The owner of a sports‑technology company that operates as HitTrax asked the Northborough Planning Board on Feb. 17 to approve changes to an already‑approved site plan at 1 Lyman Street, citing the company’s need for research‑and‑development and assembly space.
Patrick McCarty of McCarty Companies and owner Mike Don Francesco said the applicant bought the 3.74‑acre property at the corner of Lyman and Bartlett streets (closing Feb. 6) and seeks a smaller building better matched to HitTrax’s needs. McCarty said the revised footprint would be about 16,632 square feet versus the previously approved 20,011 square feet, producing an approximately 4,405‑square‑foot reduction in impervious surface and increasing open space from about 72.3% to 76.7%.
The revised plan also shows changes tied to a wetland re‑delineation: a finger of wetland that expanded since 2021 forced the design to shift closer to Bartlett Street and to reshape the infiltration basin. McCarty said the team matched the previously approved infiltration basin volume while providing greater infiltration capacity at some elevations.
On parking, McCarty said the project would convert 10 previously paved spaces that had been labeled as 'no parking' into active spaces and add additional stalls for a net increase of four spaces compared with the 2021 approval. He and the board discussed truck circulation: the loading dock remains, truck movement is expected to enter from Bartlett and swing toward Lyman for departure, and commercial drivers are subject to prior conditions that direct large vehicles to avoid residential streets.

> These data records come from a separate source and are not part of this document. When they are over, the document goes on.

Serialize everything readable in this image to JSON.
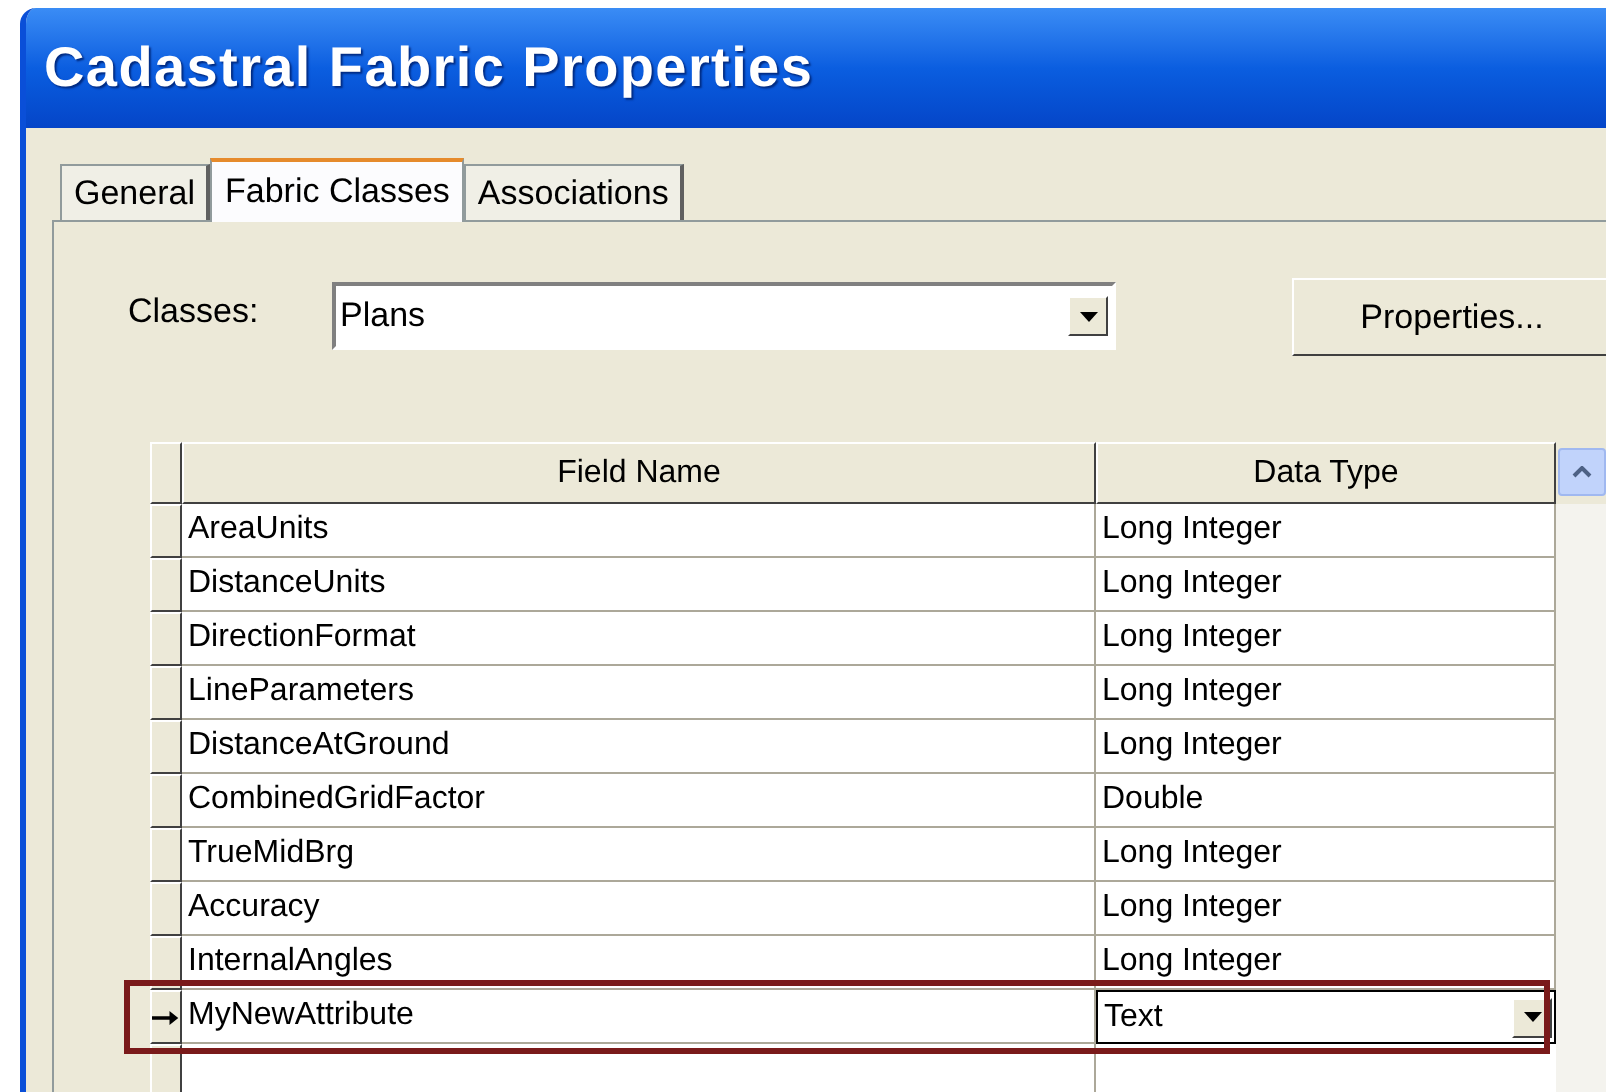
{
  "window": {
    "title": "Cadastral Fabric Properties"
  },
  "tabs": [
    {
      "label": "General",
      "selected": false
    },
    {
      "label": "Fabric Classes",
      "selected": true
    },
    {
      "label": "Associations",
      "selected": false
    }
  ],
  "classes": {
    "label": "Classes:",
    "value": "Plans"
  },
  "properties_button": "Properties...",
  "table": {
    "columns": [
      "Field Name",
      "Data Type"
    ],
    "rows": [
      {
        "field": "AreaUnits",
        "type": "Long Integer",
        "selected": false,
        "highlighted": false
      },
      {
        "field": "DistanceUnits",
        "type": "Long Integer",
        "selected": false,
        "highlighted": false
      },
      {
        "field": "DirectionFormat",
        "type": "Long Integer",
        "selected": false,
        "highlighted": false
      },
      {
        "field": "LineParameters",
        "type": "Long Integer",
        "selected": false,
        "highlighted": false
      },
      {
        "field": "DistanceAtGround",
        "type": "Long Integer",
        "selected": false,
        "highlighted": false
      },
      {
        "field": "CombinedGridFactor",
        "type": "Double",
        "selected": false,
        "highlighted": false
      },
      {
        "field": "TrueMidBrg",
        "type": "Long Integer",
        "selected": false,
        "highlighted": false
      },
      {
        "field": "Accuracy",
        "type": "Long Integer",
        "selected": false,
        "highlighted": false
      },
      {
        "field": "InternalAngles",
        "type": "Long Integer",
        "selected": false,
        "highlighted": false
      },
      {
        "field": "MyNewAttribute",
        "type": "Text",
        "selected": true,
        "highlighted": true
      }
    ]
  }
}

Neighbors and board members asked about hours of operation, deliveries, truck frequency and lighting. Owner Mike Don Francesco described the business as primarily R&D and manufacturing/sales staging for simulators and sensors, estimating roughly 20–25 employees on site at typical times, deliveries by small carriers daily and LTL freight perhaps weekly. A nearby resident, Anne Beckstrom (152 Bartlett Street), said she welcomed the reduced size and green space increase but expressed concern that truck frequency could be higher than originally expected; McCarty and staff reiterated that conditions from the 2021 decision — including lighting shut‑off times and delivery windows — remain in force.

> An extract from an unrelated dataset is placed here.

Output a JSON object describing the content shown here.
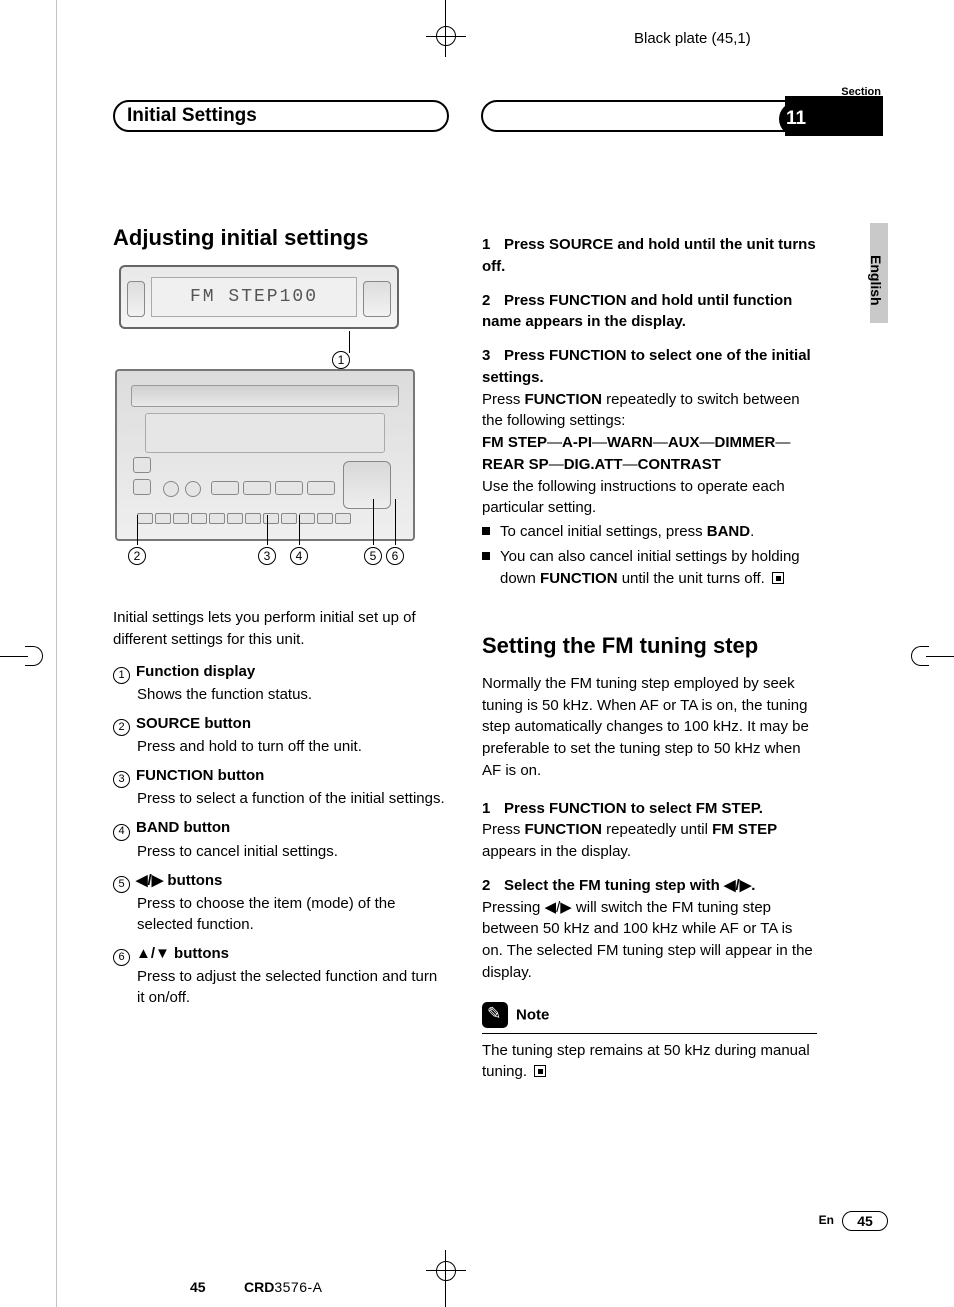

Staff and applicant noted that conservation and board of health (septic) permitting remain outstanding. The town’s previous conservation agent retired and the new agent needs to review responses to comments; staff said if the new agent lacks civil‑engineering expertise the town may require peer review. To allow the conservation commission and the new agent to review revised materials, the board voted to continue the public hearing for 1 Lyman Street to March 3, 2026 at 6:00 PM. The applicant confirmed attendance at the continued hearing.
Next steps: the applicant will address the outstanding conservation comments, finalize septic filings with the Board of Health, and submit any materials requested by the new conservation agent; staff will circulate revised plans and the board will consider conditions designed to ensure compliance with prior approvals and with any new conservation requirements.